Air Conditioner is a beautiful, thoughtful work of easygoing charm and surprising intellect.
As far as cinematic representations of heat go, Ernest Dickerson’s work on Do the Right Thing remains undefeated, with its yellow tint capturing brick buildings and asphalt streets that seem liable to melt or combust at any moment. It’s the palpable heat of a Brooklyn summer recreated so precisely that even touching the screen seems inadvisable. Angolan director Fradique’s first fiction feature Air Conditioner is, like Lee’s film, about heat, but the mononymous director and co-writing cinematographer Ery Claver don’t opt for the same approach as Dickerson, instead utilizing a plainer, blue sky look to their exterior shots in Luanda. Different heat calls for different technique; not only is Luanda’s climate drier than Bed-stuy’s, but it’s also hot all year round, so a heatwave might be more taken for granted. The filmmakers instead locate the climate in the glint of sweat on the heads that litter their milieu and in the film’s languid pace, in no hurry to reach the end of its 70 minutes. And then there’s the strange premise: air conditioners throughout Luanda keep falling out of windows.
Housemaid Zezinha and security guard Matacedo are tasked with recovering the air conditioning unit of their asshole boss, who pops up only briefly to throw a tantrum. We follow Matacedo, mostly, as he leisurely tracks down and drops off the busted AC at a disreputable repair shop that Zezniha describes as a black hole. Along the way he stops to play bottle cap checkers, sharing a meal with the other players and spectators, in no rush to repair his boss’s comfort. The air conditioners falling from the sky are, in their way, symbols of luxury: the comfort of a bourgeois class built on the backs of working people like Matacedo, a veteran of Angola’s 27-year-long civil war. When the units fall from the sky, causing momentary discomfort for the owners, they fall onto the heads of those below as radios count the rising death toll from air conditioner accidents. Fradique’s approach to class politics is casually incisive and never overbearing. Matacedo knows better than to overwork himself for the sake of his boss, but two younger workers fight for the right to carry the AC back up the stairs. Class solidarity, or simply shared understanding, is expressed through one of the film’s surreal touches in which Matacedo speaks to other men telepathically.
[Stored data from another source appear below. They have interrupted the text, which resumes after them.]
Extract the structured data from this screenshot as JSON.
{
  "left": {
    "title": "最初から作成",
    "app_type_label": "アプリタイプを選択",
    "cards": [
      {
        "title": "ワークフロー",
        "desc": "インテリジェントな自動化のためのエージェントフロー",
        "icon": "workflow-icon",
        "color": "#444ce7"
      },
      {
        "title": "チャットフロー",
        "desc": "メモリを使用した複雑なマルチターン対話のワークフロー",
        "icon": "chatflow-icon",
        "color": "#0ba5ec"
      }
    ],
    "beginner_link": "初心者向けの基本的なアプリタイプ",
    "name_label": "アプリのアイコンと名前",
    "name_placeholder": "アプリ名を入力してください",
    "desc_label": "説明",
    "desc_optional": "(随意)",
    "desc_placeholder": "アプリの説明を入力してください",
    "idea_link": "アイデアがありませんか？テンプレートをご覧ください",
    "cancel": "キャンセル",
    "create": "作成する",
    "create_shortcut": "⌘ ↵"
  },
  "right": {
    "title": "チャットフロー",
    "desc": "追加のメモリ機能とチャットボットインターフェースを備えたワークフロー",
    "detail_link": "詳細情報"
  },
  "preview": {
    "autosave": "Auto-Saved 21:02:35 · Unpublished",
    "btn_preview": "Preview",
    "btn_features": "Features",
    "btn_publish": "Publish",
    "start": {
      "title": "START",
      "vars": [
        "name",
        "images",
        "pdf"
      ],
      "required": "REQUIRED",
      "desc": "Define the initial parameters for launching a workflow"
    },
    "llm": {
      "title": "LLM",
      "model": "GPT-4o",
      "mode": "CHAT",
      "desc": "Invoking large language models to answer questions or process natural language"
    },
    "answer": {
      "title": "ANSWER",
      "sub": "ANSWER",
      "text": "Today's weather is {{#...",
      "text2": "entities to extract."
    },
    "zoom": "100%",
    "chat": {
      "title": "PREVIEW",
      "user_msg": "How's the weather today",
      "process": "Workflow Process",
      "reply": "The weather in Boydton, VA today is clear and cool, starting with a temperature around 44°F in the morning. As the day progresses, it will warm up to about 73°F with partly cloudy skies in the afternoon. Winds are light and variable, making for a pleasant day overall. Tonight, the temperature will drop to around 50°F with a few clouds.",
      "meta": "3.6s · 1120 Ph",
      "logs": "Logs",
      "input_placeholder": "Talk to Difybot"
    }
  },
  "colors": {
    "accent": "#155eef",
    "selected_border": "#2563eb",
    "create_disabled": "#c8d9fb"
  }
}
The film’s opening, which presents multiple definitions of both “air” and “conditioner” before defining “air conditioner,” initially plays as too cute, but in gently playing his hand — you see, it’s not just about cooling units, but also about how the ruling class conditions the air the working class lives on — Fradique gives this short film room to simply exist and pleasurably meander along to Aline Frazão’s jazzy score. There’s no shortage of beautiful moments either, like a dream sequence triggered when Matacedo gets a taste of air conditioning thanks to an engineless car that exists only for cool air. And what does the working man dream about when asleep in a car? Falling asleep in another car. Air Conditioner is slight in appearance but expansive in the viewer’s mind, a thoughtfully political work of easygoing charm bolstered by a welcome touch of magical realism.
You can currently stream Fradique’s Air Conditioner on Mubi.